Director’s loan account, Business tax account and Money laundering cash

When a director lends money to his company, you would expect amounts credited against that loan to be free of tax. However, that is not how HMRC interpret the situation, as we explain below. HMRC have changed what employers will see on their business tax accounts, which may resolve some PAYE payment mismatch problems. Finally, you should warn your clients about tighter regulations for businesses which receive or pay large amounts in cash.

Below is just an extract from last week’s tax tips email. To receive the full email when it is published each Thursday, simply follow the link on the right (or below, if you’re reading this on a mobile device).

Money laundering cash

Most accountants realise that they need to be registered and supervised by a professional body under the money laundering regulations. If you are not a member of a professional body you need to register with HMRC to be supervised by that department.
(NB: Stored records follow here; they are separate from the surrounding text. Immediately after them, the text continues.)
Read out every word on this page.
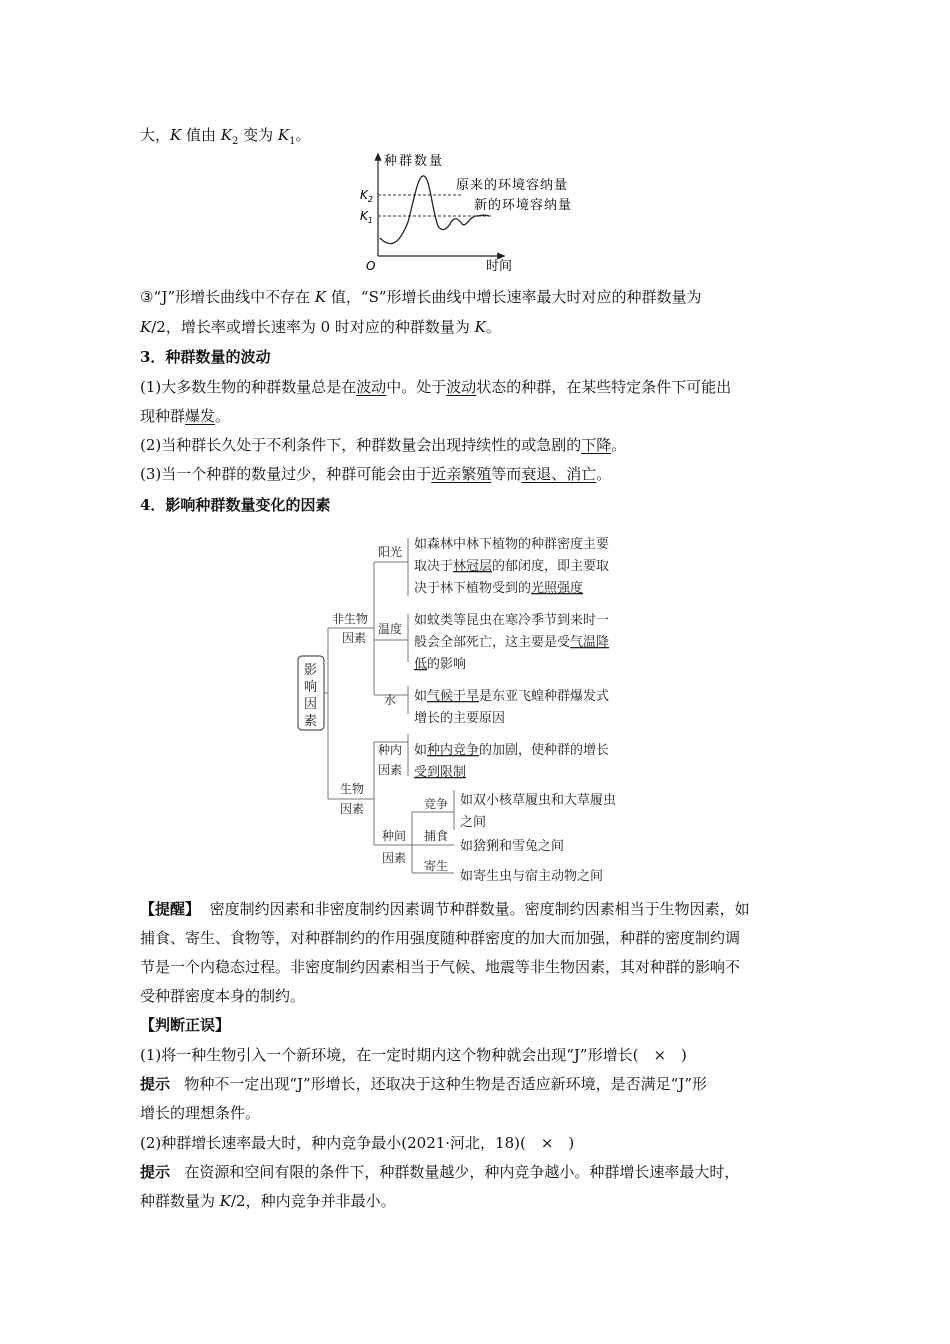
大，K 值由 $K_2$ 变为 $K_1$。
种群数量
$K_2$
$K_1$
O	时间
原来的环境容纳量
新的环境容纳量
③“J”形增长曲线中不存在 K 值，“S”形增长曲线中增长速率最大时对应的种群数量为
K/2，增长率或增长速率为 0 时对应的种群数量为 K。
3．种群数量的波动
(1)大多数生物的种群数量总是在波动中。处于波动状态的种群，在某些特定条件下可能出
现种群爆发。
(2)当种群长久处于不利条件下，种群数量会出现持续性的或急剧的下降。
(3)当一个种群的数量过少，种群可能会由于近亲繁殖等而衰退、消亡。
4．影响种群数量变化的因素
影
响
因
素
非生物
因素
阳光
温度
水
如森林中林下植物的种群密度主要
取决于林冠层的郁闭度，即主要取
决于林下植物受到的光照强度
如蚊类等昆虫在寒冷季节到来时一
般会全部死亡，这主要是受气温降
低的影响
如气候干旱是东亚飞蝗种群爆发式
增长的主要原因
生物
因素
种内
因素
如种内竞争的加剧，使种群的增长
受到限制
种间
因素
竞争
捕食
寄生
如双小核草履虫和大草履虫
之间
如猞猁和雪兔之间
如寄生虫与宿主动物之间
【提醒】 密度制约因素和非密度制约因素调节种群数量。密度制约因素相当于生物因素，如
捕食、寄生、食物等，对种群制约的作用强度随种群密度的加大而加强，种群的密度制约调
节是一个内稳态过程。非密度制约因素相当于气候、地震等非生物因素，其对种群的影响不
受种群密度本身的制约。
【判断正误】
(1)将一种生物引入一个新环境，在一定时期内这个物种就会出现“J”形增长(　×　)
提示 物种不一定出现“J”形增长，还取决于这种生物是否适应新环境，是否满足“J”形
增长的理想条件。
(2)种群增长速率最大时，种内竞争最小(2021·河北，18)(　×　)
提示 在资源和空间有限的条件下，种群数量越少，种内竞争越小。种群增长速率最大时，
种群数量为 K/2，种内竞争并非最小。
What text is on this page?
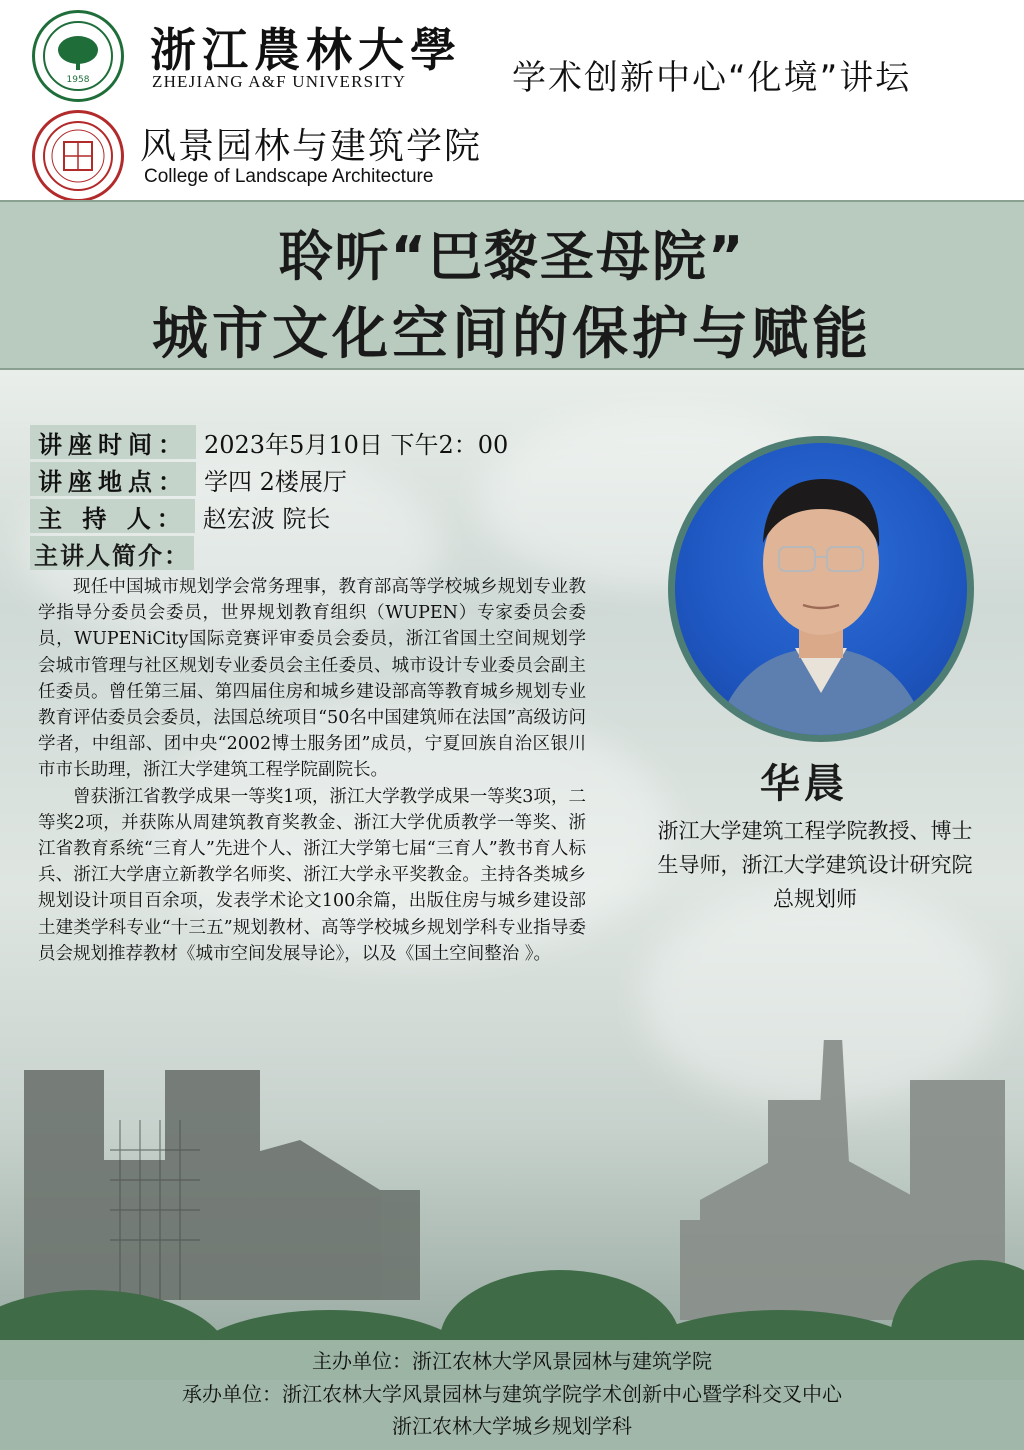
1958
浙江農林大學
ZHEJIANG A&F UNIVERSITY	学术创新中心“化境”讲坛
风景园林与建筑学院
College of Landscape Architecture
聆听“巴黎圣母院”
城市文化空间的保护与赋能
讲座时间： 2023年5月10日 下午2：00
讲座地点： 学四 2楼展厅
主 持 人： 赵宏波 院长
主讲人简介：

现任中国城市规划学会常务理事，教育部高等学校城乡规划专业教学指导分委员会委员，世界规划教育组织（WUPEN）专家委员会委员，WUPENiCity国际竞赛评审委员会委员，浙江省国土空间规划学会城市管理与社区规划专业委员会主任委员、城市设计专业委员会副主任委员。曾任第三届、第四届住房和城乡建设部高等教育城乡规划专业教育评估委员会委员，法国总统项目“50名中国建筑师在法国”高级访问学者，中组部、团中央“2002博士服务团”成员，宁夏回族自治区银川市市长助理，浙江大学建筑工程学院副院长。

曾获浙江省教学成果一等奖1项，浙江大学教学成果一等奖3项，二等奖2项，并获陈从周建筑教育奖教金、浙江大学优质教学一等奖、浙江省教育系统“三育人”先进个人、浙江大学第七届“三育人”教书育人标兵、浙江大学唐立新教学名师奖、浙江大学永平奖教金。主持各类城乡规划设计项目百余项，发表学术论文100余篇，出版住房与城乡建设部土建类学科专业“十三五”规划教材、高等学校城乡规划学科专业指导委员会规划推荐教材《城市空间发展导论》，以及《国土空间整治 》。

华晨
浙江大学建筑工程学院教授、博士
生导师，浙江大学建筑设计研究院
总规划师
主办单位：浙江农林大学风景园林与建筑学院
承办单位：浙江农林大学风景园林与建筑学院学术创新中心暨学科交叉中心
浙江农林大学城乡规划学科
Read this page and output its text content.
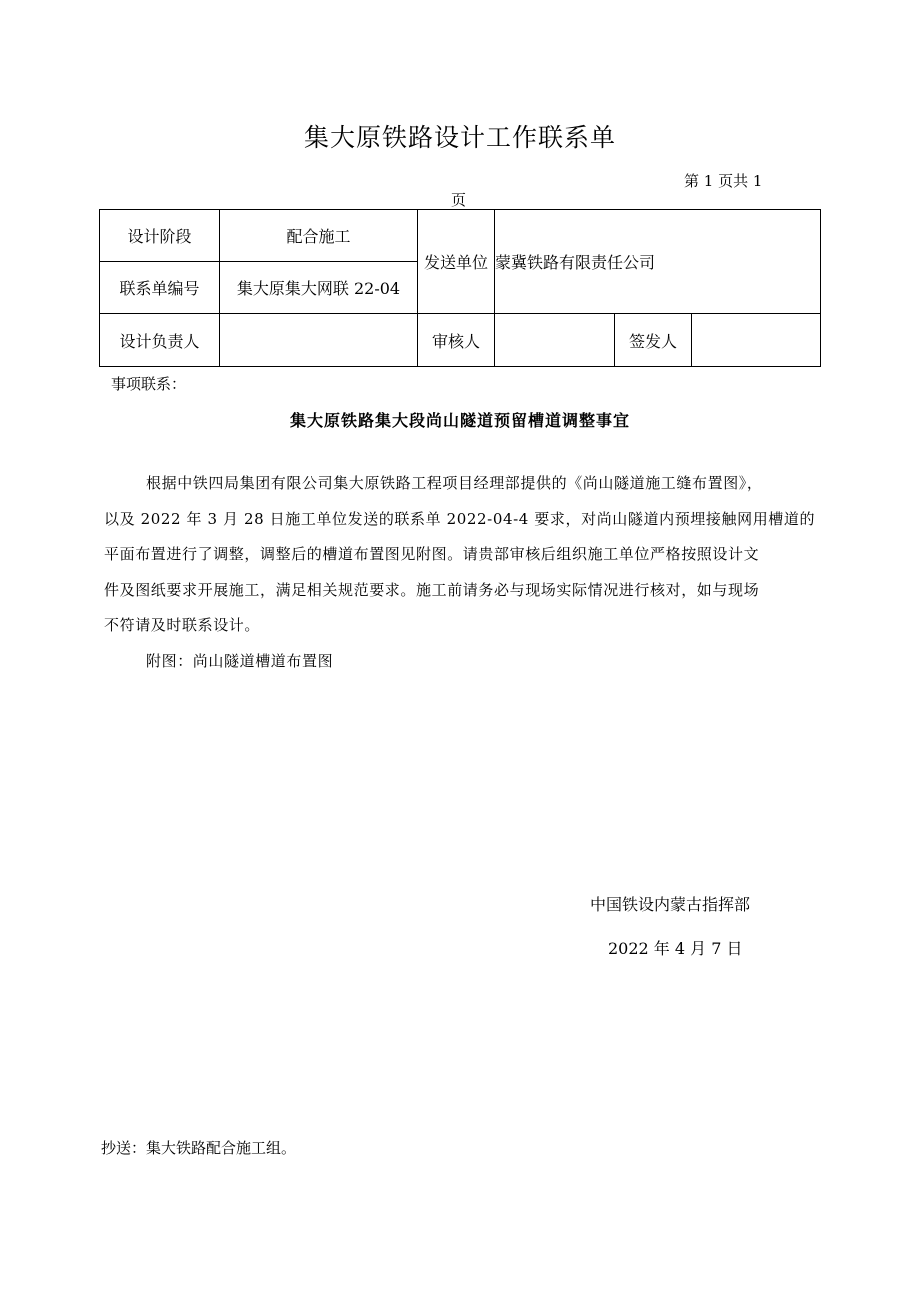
集大原铁路设计工作联系单
第 1 页共 1
页
设计阶段	配合施工	发送单位	蒙冀铁路有限责任公司		
联系单编号	集大原集大网联 22-04				
设计负责人		审核人		签发人	
事项联系：
集大原铁路集大段尚山隧道预留槽道调整事宜

根据中铁四局集团有限公司集大原铁路工程项目经理部提供的《尚山隧道施工缝布置图》，

以及 2022 年 3 月 28 日施工单位发送的联系单 2022-04-4 要求，对尚山隧道内预埋接触网用槽道的

平面布置进行了调整，调整后的槽道布置图见附图。请贵部审核后组织施工单位严格按照设计文

件及图纸要求开展施工，满足相关规范要求。施工前请务必与现场实际情况进行核对，如与现场

不符请及时联系设计。

附图：尚山隧道槽道布置图

中国铁设内蒙古指挥部
2022 年 4 月 7 日
抄送：集大铁路配合施工组。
If you have clients who are: estate agents, currency exchangers, bill payment providers, trust or company service providers, or high value dealers, you should keep them informed about their money laundering obligations.

High value dealers (HVD) are businesses which receive cash payments of €10,000 or more for goods acquired in single transaction. As the Pound is now almost at parity with the Euro, that means making a sale at around £10,000 or more where the customer pays in cash, even over several instalments.

This receipts threshold has always been set at €10,000, but a business is also a HVD if it pays for goods in cash worth €10,000 or more. This threshold used to be €15,000, but was reduced to €10,000 with effect from 26 June 2017. The business must not accept such cash payments or make such large cash payments until it has registered with HMRC as a high value dealer.

There is a fee to pay with the registration, and an annual renewal fee. If the business does not comply with the money laundering regulations HMRC can levy a penalty, and if non-compliance persists they will consider criminal prosecution.